I always voted Labour, even when it was New Labour, but I joined the Party for the first time last year. I was complaining about the loss of Labour values and the Party’s lack of dynamism in challenging the Coalition. A Party member told me to stop criticising and join if I wanted to make a difference. I started to attend local CLP meetings.
Bexley and Crayford CLP is not well attended but there are people who have been party members for decades and remain loyal. I ended up as the conference delegate because no one else wanted to attend.
The first thing that struck me about the conference was that G4S was responsible for security. I thought this was in very bad taste, given the fiasco over security for London 2012 and the fact they are employers of cleaners and premises managers in schools, replacing what used to be council staff. Then there are the allegations made against them about the treatment of asylum seekers following the death of Jimmy Mubenga. G4S has a well deserved, appalling reputation.
The second thing was the awfulness of the conference venue – dark, uncomfortable and unwelcoming. The food was atrocious and overpriced. What surprised me most was how ‘corporate’ it felt, with people dressed in suits, some women striding about in skyscraper heels. Senior party members did not interact with ordinary members. I felt like I’d stumbled into a private school’s open day!
I received my delegate’s pack quite late and was overwhelmed by the amount I had to read before voting for the different sections of the National Policy Forum Report. I missed a couple of ballots because I was listening to what was going on – it would have been helpful to have reminders.

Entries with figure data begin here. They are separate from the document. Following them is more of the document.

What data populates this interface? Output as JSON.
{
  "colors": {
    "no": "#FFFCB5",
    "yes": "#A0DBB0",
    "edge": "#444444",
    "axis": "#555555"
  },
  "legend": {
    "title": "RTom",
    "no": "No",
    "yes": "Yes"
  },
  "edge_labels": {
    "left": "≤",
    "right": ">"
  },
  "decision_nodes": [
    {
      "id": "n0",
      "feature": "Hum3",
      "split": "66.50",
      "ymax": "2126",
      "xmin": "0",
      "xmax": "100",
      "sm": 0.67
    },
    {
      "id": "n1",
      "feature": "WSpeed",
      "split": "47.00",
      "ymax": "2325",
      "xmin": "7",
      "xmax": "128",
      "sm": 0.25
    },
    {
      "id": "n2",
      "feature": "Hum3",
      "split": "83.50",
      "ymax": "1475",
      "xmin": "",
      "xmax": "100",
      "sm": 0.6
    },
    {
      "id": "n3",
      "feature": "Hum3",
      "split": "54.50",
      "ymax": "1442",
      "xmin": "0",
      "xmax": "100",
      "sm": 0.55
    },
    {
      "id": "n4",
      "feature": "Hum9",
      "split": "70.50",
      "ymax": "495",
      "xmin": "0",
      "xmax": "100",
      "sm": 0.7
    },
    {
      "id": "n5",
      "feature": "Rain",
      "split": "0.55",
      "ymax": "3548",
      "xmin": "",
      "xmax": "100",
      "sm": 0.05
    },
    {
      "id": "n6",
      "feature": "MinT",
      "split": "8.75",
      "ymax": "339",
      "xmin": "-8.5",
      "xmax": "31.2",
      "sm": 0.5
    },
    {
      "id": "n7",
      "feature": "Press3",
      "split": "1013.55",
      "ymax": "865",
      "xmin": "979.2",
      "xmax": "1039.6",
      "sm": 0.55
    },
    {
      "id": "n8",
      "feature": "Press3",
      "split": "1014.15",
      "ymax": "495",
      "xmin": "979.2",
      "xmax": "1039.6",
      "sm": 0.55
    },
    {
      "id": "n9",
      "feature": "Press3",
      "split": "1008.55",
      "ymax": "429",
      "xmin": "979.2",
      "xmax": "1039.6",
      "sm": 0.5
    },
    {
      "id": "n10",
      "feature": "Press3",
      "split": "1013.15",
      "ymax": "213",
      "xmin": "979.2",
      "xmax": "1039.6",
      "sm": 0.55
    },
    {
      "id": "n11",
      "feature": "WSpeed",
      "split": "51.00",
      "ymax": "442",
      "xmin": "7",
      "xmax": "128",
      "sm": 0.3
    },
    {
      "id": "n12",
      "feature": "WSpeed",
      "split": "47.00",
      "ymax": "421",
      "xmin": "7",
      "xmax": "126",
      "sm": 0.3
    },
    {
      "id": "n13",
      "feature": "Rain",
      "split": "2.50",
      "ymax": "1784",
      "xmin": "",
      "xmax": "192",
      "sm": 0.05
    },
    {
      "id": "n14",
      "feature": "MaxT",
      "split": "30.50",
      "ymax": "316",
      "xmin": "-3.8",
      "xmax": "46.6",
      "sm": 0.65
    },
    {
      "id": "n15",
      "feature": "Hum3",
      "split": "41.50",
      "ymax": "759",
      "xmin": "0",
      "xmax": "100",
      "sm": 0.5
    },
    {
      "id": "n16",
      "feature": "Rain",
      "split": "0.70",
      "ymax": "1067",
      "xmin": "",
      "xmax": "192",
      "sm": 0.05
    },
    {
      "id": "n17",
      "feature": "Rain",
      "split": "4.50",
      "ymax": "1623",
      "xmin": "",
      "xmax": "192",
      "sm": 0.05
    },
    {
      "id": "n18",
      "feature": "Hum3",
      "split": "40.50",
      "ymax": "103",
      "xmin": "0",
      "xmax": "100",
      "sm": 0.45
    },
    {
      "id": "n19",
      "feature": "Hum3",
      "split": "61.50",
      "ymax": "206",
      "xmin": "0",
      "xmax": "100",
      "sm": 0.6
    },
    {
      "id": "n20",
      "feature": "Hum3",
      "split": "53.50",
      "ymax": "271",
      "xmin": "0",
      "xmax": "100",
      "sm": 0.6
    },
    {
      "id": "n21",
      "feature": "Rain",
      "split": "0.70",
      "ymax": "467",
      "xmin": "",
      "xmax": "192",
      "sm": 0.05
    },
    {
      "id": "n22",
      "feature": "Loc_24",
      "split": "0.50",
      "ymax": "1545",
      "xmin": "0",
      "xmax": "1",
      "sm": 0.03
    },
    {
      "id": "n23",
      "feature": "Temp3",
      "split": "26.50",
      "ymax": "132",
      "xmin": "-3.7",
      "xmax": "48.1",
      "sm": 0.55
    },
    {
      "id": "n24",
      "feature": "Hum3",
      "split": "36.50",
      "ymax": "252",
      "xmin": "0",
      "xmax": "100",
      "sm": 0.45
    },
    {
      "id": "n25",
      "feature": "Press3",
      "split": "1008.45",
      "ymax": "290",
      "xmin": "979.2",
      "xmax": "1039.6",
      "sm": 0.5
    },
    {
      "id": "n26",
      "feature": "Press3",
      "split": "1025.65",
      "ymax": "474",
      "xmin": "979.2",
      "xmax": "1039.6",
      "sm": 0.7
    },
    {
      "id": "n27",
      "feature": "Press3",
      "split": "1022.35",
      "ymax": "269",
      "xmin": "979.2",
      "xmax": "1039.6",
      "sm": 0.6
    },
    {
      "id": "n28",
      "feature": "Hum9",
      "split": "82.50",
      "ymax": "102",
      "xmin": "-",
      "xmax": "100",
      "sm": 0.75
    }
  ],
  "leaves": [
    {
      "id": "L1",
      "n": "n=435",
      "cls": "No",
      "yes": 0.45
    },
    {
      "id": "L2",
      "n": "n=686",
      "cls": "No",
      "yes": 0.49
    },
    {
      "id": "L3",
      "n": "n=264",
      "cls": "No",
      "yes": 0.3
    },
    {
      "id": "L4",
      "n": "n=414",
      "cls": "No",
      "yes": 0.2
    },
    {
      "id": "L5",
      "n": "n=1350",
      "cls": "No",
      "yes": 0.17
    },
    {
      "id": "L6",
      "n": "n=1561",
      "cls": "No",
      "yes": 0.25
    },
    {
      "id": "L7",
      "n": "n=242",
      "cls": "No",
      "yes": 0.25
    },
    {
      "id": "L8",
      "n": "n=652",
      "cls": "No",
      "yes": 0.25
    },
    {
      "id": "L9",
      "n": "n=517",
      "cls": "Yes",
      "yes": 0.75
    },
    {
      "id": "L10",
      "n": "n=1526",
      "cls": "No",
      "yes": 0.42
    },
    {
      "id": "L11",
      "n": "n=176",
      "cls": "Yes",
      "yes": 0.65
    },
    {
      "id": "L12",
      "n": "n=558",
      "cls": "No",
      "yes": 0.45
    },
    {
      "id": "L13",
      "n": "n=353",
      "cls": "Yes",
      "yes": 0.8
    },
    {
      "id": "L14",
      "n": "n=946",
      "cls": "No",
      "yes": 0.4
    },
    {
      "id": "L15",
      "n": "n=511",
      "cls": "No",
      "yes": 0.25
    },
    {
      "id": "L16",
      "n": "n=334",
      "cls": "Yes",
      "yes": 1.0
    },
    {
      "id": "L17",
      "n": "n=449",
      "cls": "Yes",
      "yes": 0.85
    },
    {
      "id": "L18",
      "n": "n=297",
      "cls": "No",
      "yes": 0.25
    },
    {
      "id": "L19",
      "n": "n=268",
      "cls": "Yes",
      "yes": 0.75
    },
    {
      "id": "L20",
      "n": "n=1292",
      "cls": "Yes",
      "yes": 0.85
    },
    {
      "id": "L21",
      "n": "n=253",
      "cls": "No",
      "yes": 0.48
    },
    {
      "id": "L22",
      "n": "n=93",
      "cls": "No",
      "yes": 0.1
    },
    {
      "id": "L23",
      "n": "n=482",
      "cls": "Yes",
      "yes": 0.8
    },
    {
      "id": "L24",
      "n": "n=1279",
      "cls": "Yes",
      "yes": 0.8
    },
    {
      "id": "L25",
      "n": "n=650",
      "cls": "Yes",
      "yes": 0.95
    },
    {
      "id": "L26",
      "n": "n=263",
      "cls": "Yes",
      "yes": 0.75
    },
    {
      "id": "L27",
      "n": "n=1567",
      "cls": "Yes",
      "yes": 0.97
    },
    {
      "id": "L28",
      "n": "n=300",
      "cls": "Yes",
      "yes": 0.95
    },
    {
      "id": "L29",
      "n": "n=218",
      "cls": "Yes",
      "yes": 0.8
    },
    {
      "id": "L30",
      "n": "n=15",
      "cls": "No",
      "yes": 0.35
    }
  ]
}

The thing I enjoyed most was the policy seminars. Delegates had opportunities to speak to senior members about issues of concern raised from constituencies. The best one I attended was on Health and Social Care. Andy Burnham and Diane Abbott really seemed to listen to what we had to say. For me that is what the annual conference should be about – delegates from constituencies genuinely debating what should be party policy. Without the policy seminars, it is hard to see how that would have happened in any form.